Erasing methods. Different choices of erasing methods were exploited by previous works. Other than our proposed attention-guided erasing, the most straightforward way is to randomly erase words or image regions without considering their importances [29]. Another choice is to train an adversarial network to select the most informative word or region to erase, which is used in [33]. We compare our attention-guided erasing approach with those methods, and results in Table 2 show that the attention-guided erasing performs better. Since attention weights are already good indicators of feature importance, leveraging attention as a guidance for erasing is more efficient, and the attention-guided erasing approach leads to little cost in model complexity, compared with applying a separate adversarial erasing network.

Effect of cross-modal erasing. We compare our cross-modal erasing approach with erasing based on self-attention weights, where we only utilize information within the same modality for generating attention weights and performing attention-guided erasing. We also experiment on only visual erasing or sentence erasing. Experimental results in Table 2 demonstrate the necessity of both visual erasing and query sentence erasing which are complementary to each other, and validate that our cross-modal attention-guided erasing is superior to self-attention-guided erasing without considering information from the other modality.

Iterative erasing. A possible extension is to iteratively perform multiple times of erasing similar to [34] to generate more challenging training samples progressively.
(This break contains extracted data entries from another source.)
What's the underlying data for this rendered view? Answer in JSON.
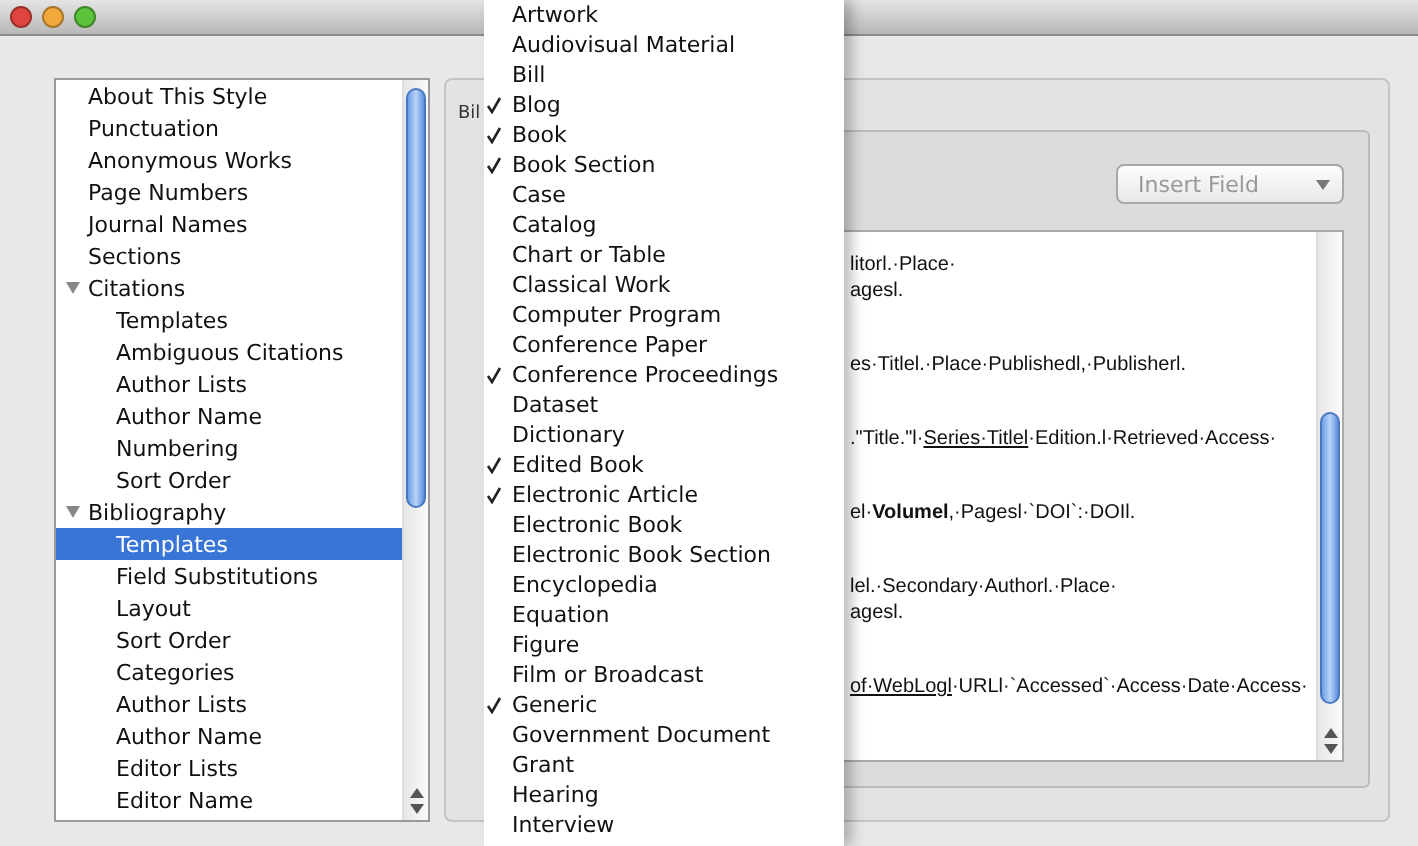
{
  "sidebar": {
    "items": [
      {
        "label": "About This Style",
        "selected": false
      },
      {
        "label": "Punctuation",
        "selected": false
      },
      {
        "label": "Anonymous Works",
        "selected": false
      },
      {
        "label": "Page Numbers",
        "selected": false
      },
      {
        "label": "Journal Names",
        "selected": false
      },
      {
        "label": "Sections",
        "selected": false
      },
      {
        "label": "Citations",
        "selected": false,
        "expanded": true,
        "children": [
          {
            "label": "Templates",
            "selected": false
          },
          {
            "label": "Ambiguous Citations",
            "selected": false
          },
          {
            "label": "Author Lists",
            "selected": false
          },
          {
            "label": "Author Name",
            "selected": false
          },
          {
            "label": "Numbering",
            "selected": false
          },
          {
            "label": "Sort Order",
            "selected": false
          }
        ]
      },
      {
        "label": "Bibliography",
        "selected": false,
        "expanded": true,
        "children": [
          {
            "label": "Templates",
            "selected": true
          },
          {
            "label": "Field Substitutions",
            "selected": false
          },
          {
            "label": "Layout",
            "selected": false
          },
          {
            "label": "Sort Order",
            "selected": false
          },
          {
            "label": "Categories",
            "selected": false
          },
          {
            "label": "Author Lists",
            "selected": false
          },
          {
            "label": "Author Name",
            "selected": false
          },
          {
            "label": "Editor Lists",
            "selected": false
          },
          {
            "label": "Editor Name",
            "selected": false
          }
        ]
      }
    ]
  },
  "panel": {
    "group_label": "Bil",
    "insert_field": "Insert Field",
    "template_lines": [
      [
        [
          {
            "text": "litorl.·Place·",
            "kind": "plain"
          }
        ],
        [
          {
            "text": "agesl.",
            "kind": "plain"
          }
        ]
      ],
      [
        [
          {
            "text": "es·Titlel.·Place·Publishedl,·Publisherl.",
            "kind": "plain"
          }
        ]
      ],
      [
        [
          {
            "text": ".\"Title.\"l·",
            "kind": "plain"
          },
          {
            "text": "Series·Titlel",
            "kind": "underline"
          },
          {
            "text": "·Edition.l·Retrieved·Access·",
            "kind": "plain"
          }
        ]
      ],
      [
        [
          {
            "text": "el·",
            "kind": "plain"
          },
          {
            "text": "Volumel",
            "kind": "bold"
          },
          {
            "text": ",·Pagesl·`DOI`:·DOIl.",
            "kind": "plain"
          }
        ]
      ],
      [
        [
          {
            "text": "lel.·Secondary·Authorl.·Place·",
            "kind": "plain"
          }
        ],
        [
          {
            "text": "agesl.",
            "kind": "plain"
          }
        ]
      ],
      [
        [
          {
            "text": "of·WebLogl",
            "kind": "underline"
          },
          {
            "text": "·URLl·`Accessed`·Access·Date·Access·",
            "kind": "plain"
          }
        ]
      ]
    ]
  },
  "menu": {
    "items": [
      {
        "label": "Artwork",
        "checked": false
      },
      {
        "label": "Audiovisual Material",
        "checked": false
      },
      {
        "label": "Bill",
        "checked": false
      },
      {
        "label": "Blog",
        "checked": true
      },
      {
        "label": "Book",
        "checked": true
      },
      {
        "label": "Book Section",
        "checked": true
      },
      {
        "label": "Case",
        "checked": false
      },
      {
        "label": "Catalog",
        "checked": false
      },
      {
        "label": "Chart or Table",
        "checked": false
      },
      {
        "label": "Classical Work",
        "checked": false
      },
      {
        "label": "Computer Program",
        "checked": false
      },
      {
        "label": "Conference Paper",
        "checked": false
      },
      {
        "label": "Conference Proceedings",
        "checked": true
      },
      {
        "label": "Dataset",
        "checked": false
      },
      {
        "label": "Dictionary",
        "checked": false
      },
      {
        "label": "Edited Book",
        "checked": true
      },
      {
        "label": "Electronic Article",
        "checked": true
      },
      {
        "label": "Electronic Book",
        "checked": false
      },
      {
        "label": "Electronic Book Section",
        "checked": false
      },
      {
        "label": "Encyclopedia",
        "checked": false
      },
      {
        "label": "Equation",
        "checked": false
      },
      {
        "label": "Figure",
        "checked": false
      },
      {
        "label": "Film or Broadcast",
        "checked": false
      },
      {
        "label": "Generic",
        "checked": true
      },
      {
        "label": "Government Document",
        "checked": false
      },
      {
        "label": "Grant",
        "checked": false
      },
      {
        "label": "Hearing",
        "checked": false
      },
      {
        "label": "Interview",
        "checked": false
      }
    ]
  }
}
However, results in Table 2 indicate that it is not suitable for this task. We observe that most referring expressions are quite short. Erasing more than one key words would significantly eliminate the semantic meaning of the sentence. Likewise, erasing the visual features for more than once would also make it impossible for the model to recognize the referred object.

Erasing during inference. Our model only leverages cross-modal erasing in the training phase and does not erase during inference. We try to erase key words or key regions during inference as well, and ensemble the matching scores of original samples and erased samples as the final score. But experiments suggest that it does not help the final performance. This is possibly because during training, the model have already learned to balance the weights of various features, and do not need to mask the dominant features to discover other alignments during inference.

Comparison with stacked attention. Leveraging multiple steps of attention also enables the model to attend to different features. However, those models do not pose direct constraints on learning complementary attention for different attention steps. We conduct experiments on stacked attention [36] to compare with our erasing approach. Experiments indicate that erasing performs better than stacked attention on this task, because by erasing we enforce stricter constraints of learning complementary alignments.

5 Conclusion and Future Work

We address the problem of comprehending and aligning various types of information for referring expression grounding. To prevent the model from over-concentrating on the most significant cues and drive the model to discover complementary textual-visual alignments, we design a cross-modal attention-guided erasing approach to generate hard training samples by discarding the most important information. The models achieve state-of-the-art performance on three referring expression grounding datasets, demonstrating the effectiveness of our approach.


This work is supported in part by SenseTime Group Limited, in part by the General Research Fund through the Research Grants Council of Hong Kong under Grants CUHK14202217, CUHK14203118, CUHK14205615, CUHK14207814, CUHK14213616, CUHK14208417, CUHK14239816, and in part by CUHK Direct Grant.